If the council doesn't accept the corporation's plan, to be further discussed at a council meeting Thursday, Capital Planning Director Rosemary Davis said the city's other option is to turn to its general fund.

"This is one alternative, the other is raising taxes," she said. Corporation project manager Dan Franks said it could cost the general fund $2.5 million to $3 million to bail out the corporation.

The plan to buy Canterbury Apartments also met with neighborhood opposition.

Subsidized rents would attract low-income families to the apartments, out-competing other landlords in the neighborhood in northwest Salt Lake City, said Jack Ellefsen, who also owns apartments in the area.

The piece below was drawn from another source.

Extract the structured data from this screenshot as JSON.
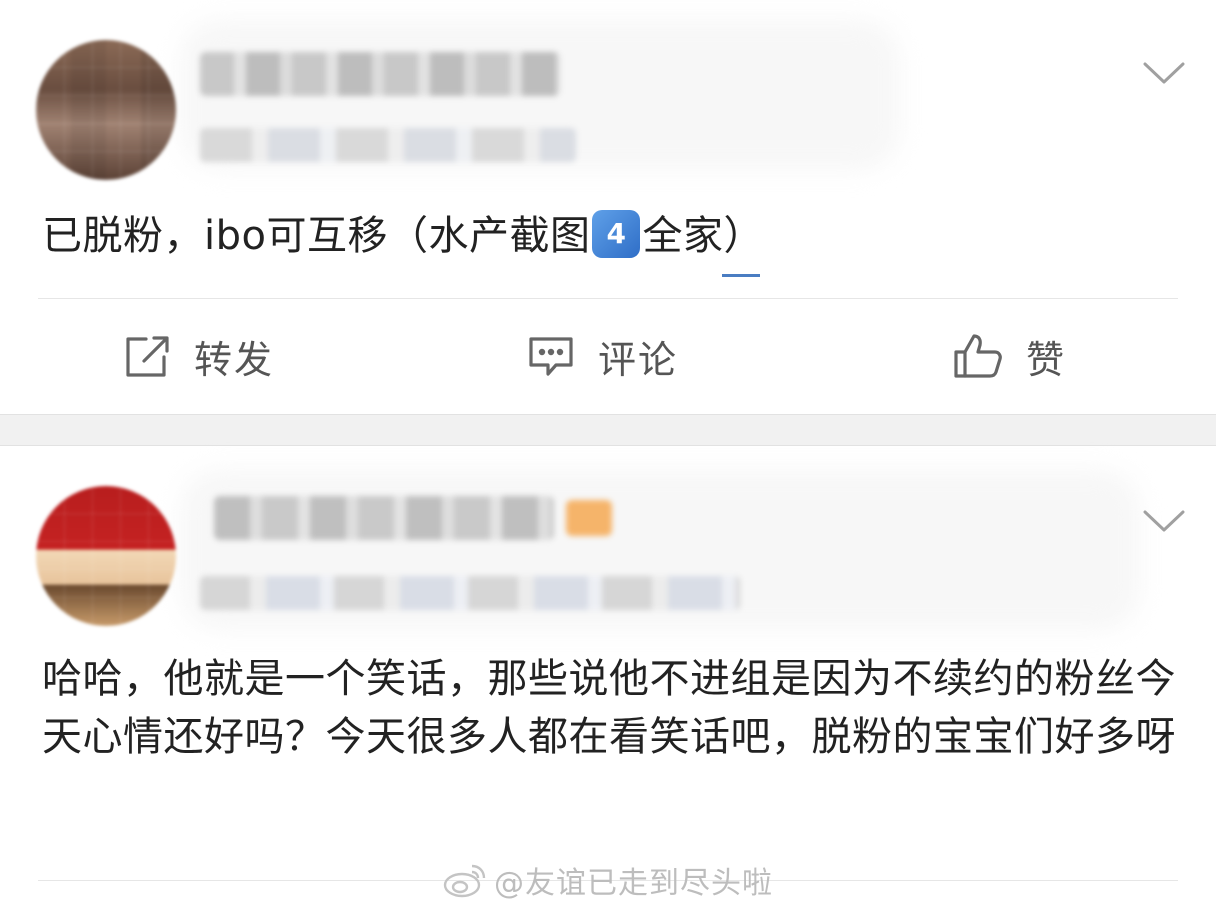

"I think it (Canterbury Apartments) is too nice of a project to turn over to low-income families," he said, adding that the private sector "is already meeting the housing needs of the community."

But Franks said Canterbury Apartment dwellers, if the city bought the project, wouldn't receive any federal subsistence.

Part of a proposed deal to buy the apartments involves building a $150,000 park in the area for Canterbury Apartment dwellers and neighbors. The park is "desperately needed" in the area, said Craig Peterson, Development Services director. But Council Chairman Tom Godfrey said, "This is an amenity that I can't see we can afford."

Franks is directing a plan to retire the debt, discovered in August 1987, by buying Canterbury and the Ben Albert Apartments, 130 S. Fifth East, with a combination of federal grant and loan money.

The loan would be repaid in six years with $300,000 yearly payments made from Community Development Block Grant money from the federal government. After repaying the debt, cash flow to service the debt could be generated from rental revenue at the two apartments.

Additionally, $900,000 in liquidated real estate now owned by the corporation would go toward the debt, leaving $500,000 in red ink that Franks said can also be cleared up.